先週木曜日、胃癌・幽門狭窄の患者さんにCVカテーテルを挿入するため放射線科に行った。なかなか患者さんが病棟から降りて来ないので、CT撮影を見ていた。すると見憶えのある患者さんがCT検査を受けに病棟からベットで降りて来た。
内科に糖尿病で通院している、肝細胞癌と診断された77歳男性で、先週肝切除術(前区切除)を受けた。術後に高熱があり、胸部CTで両側肺背側に浸潤影を認めて、術後肺炎をきたしていた。手術そのものは順調で、誤嚥するような人ではないが、慢性閉塞性肺疾患があった。
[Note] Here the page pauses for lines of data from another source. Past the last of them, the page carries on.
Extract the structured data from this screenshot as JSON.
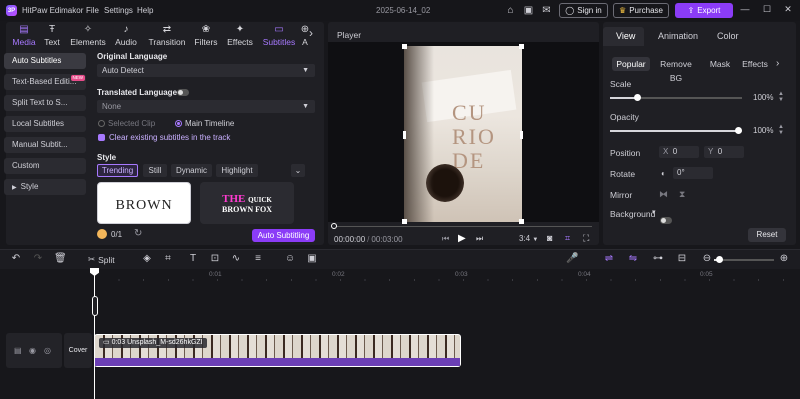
{
  "titlebar": {
    "app_name": "HitPaw Edimakor",
    "menu": [
      "File",
      "Settings",
      "Help"
    ],
    "project_name": "2025-06-14_02",
    "signin_label": "Sign in",
    "purchase_label": "Purchase",
    "export_label": "Export",
    "window_controls": [
      "minimize-icon",
      "maximize-icon",
      "close-icon"
    ]
  },
  "categories": [
    {
      "label": "Media",
      "icon": "media-icon",
      "active": true
    },
    {
      "label": "Text",
      "icon": "text-icon",
      "active": false
    },
    {
      "label": "Elements",
      "icon": "elements-icon",
      "active": false
    },
    {
      "label": "Audio",
      "icon": "audio-icon",
      "active": false
    },
    {
      "label": "Transition",
      "icon": "transition-icon",
      "active": false
    },
    {
      "label": "Filters",
      "icon": "filters-icon",
      "active": false
    },
    {
      "label": "Effects",
      "icon": "effects-icon",
      "active": false
    },
    {
      "label": "Subtitles",
      "icon": "subtitles-icon",
      "active": true
    },
    {
      "label": "A",
      "icon": "more-icon",
      "active": false
    }
  ],
  "subtitle_menu": [
    {
      "label": "Auto Subtitles",
      "active": true
    },
    {
      "label": "Text-Based Editi...",
      "badge": "NEW"
    },
    {
      "label": "Split Text to S..."
    },
    {
      "label": "Local Subtitles"
    },
    {
      "label": "Manual Subtit..."
    },
    {
      "label": "Custom"
    },
    {
      "label": "Style"
    }
  ],
  "subtitle_form": {
    "original_language_label": "Original Language",
    "original_language_value": "Auto Detect",
    "translated_language_label": "Translated Language",
    "translated_language_value": "None",
    "scope_selected_clip": "Selected Clip",
    "scope_main_timeline": "Main Timeline",
    "clear_existing_label": "Clear existing subtitles in the track",
    "style_label": "Style",
    "style_tabs": [
      "Trending",
      "Still",
      "Dynamic",
      "Highlight"
    ],
    "style_card1_text": "BROWN",
    "style_card2_line1_a": "THE",
    "style_card2_line1_b": "QUICK",
    "style_card2_line2": "BROWN FOX",
    "credits": "0/1",
    "auto_subtitling_label": "Auto Subtitling"
  },
  "player": {
    "title": "Player",
    "time_current": "00:00:00",
    "time_total": "00:03:00",
    "aspect_ratio": "3:4",
    "video_text": "CU RIO DE"
  },
  "properties": {
    "tabs": [
      "View",
      "Animation",
      "Color"
    ],
    "subtabs": [
      "Popular",
      "Remove BG",
      "Mask",
      "Effects"
    ],
    "scale_label": "Scale",
    "scale_value": "100%",
    "opacity_label": "Opacity",
    "opacity_value": "100%",
    "position_label": "Position",
    "pos_x_label": "X",
    "pos_x_value": "0",
    "pos_y_label": "Y",
    "pos_y_value": "0",
    "rotate_label": "Rotate",
    "rotate_value": "0°",
    "mirror_label": "Mirror",
    "background_label": "Background",
    "reset_label": "Reset"
  },
  "timeline": {
    "split_label": "Split",
    "ruler_ticks": [
      "0:01",
      "0:02",
      "0:03",
      "0:04",
      "0:05"
    ],
    "cover_label": "Cover",
    "clip_label": "0:03 Unsplash_M-sd26hkGZI"
  },
  "colors": {
    "accent": "#8b3cf7",
    "accent_light": "#a779ff"
  }
}
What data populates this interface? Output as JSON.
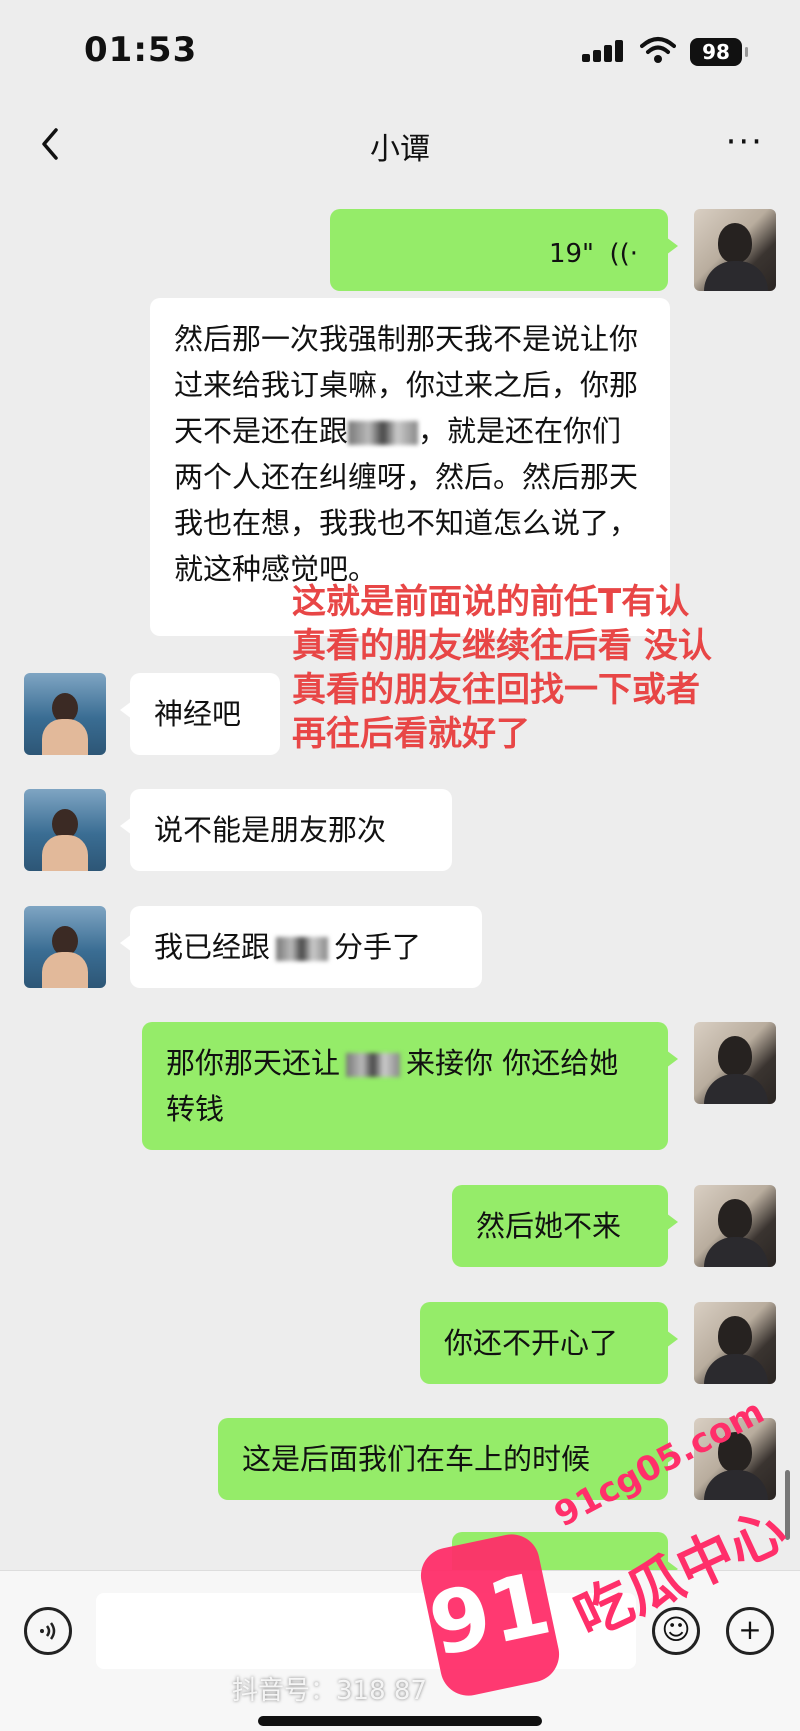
{
  "status": {
    "time": "01:53",
    "battery": "98"
  },
  "nav": {
    "title": "小谭",
    "more": "···"
  },
  "messages": {
    "m1_duration": "19\"",
    "m1_icon": "((·",
    "m2_a": "然后那一次我强制那天我不是说让你过来给我订桌嘛，你过来之后，你那天不是还在跟",
    "m2_b": "，就是还在你们两个人还在纠缠呀，然后。然后那天我也在想，我我也不知道怎么说了，就这种感觉吧。",
    "m3": "神经吧",
    "m4": "说不能是朋友那次",
    "m5_a": "我已经跟",
    "m5_b": "分手了",
    "m6_a": "那你那天还让",
    "m6_b": "来接你 你还给她转钱",
    "m7": "然后她不来",
    "m8": "你还不开心了",
    "m9": "这是后面我们在车上的时候"
  },
  "annotation": "这就是前面说的前任T有认真看的朋友继续往后看 没认真看的朋友往回找一下或者再往后看就好了",
  "watermark": {
    "number": "91",
    "text": "吃瓜中心",
    "url": "91cg05.com",
    "tiktok": "抖音号：318  87"
  },
  "colors": {
    "green": "#95ec69",
    "bg": "#ededed",
    "annot": "#e84646",
    "wm": "#ff2f6a"
  }
}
喫煙を続けていて、禁煙を勧めたが、こればかりはやめられませんと言っていた。咳・痰・息切れで困っているわけではないが、風邪をひくと咳が長引くという。手術前の肺機能検査では1秒率64.0%と閉塞性障害があった。
こんなところで影響が出てくるとは、やはりCOPDは侮れない。これで禁煙する気になるだろうか。術後にセフメタゾールが使用されていたが、肺炎の診断後はゾシンに変更された。幸い解熱軽快して、食事も開始となった。病理組織は間違いなく肝細胞癌だった。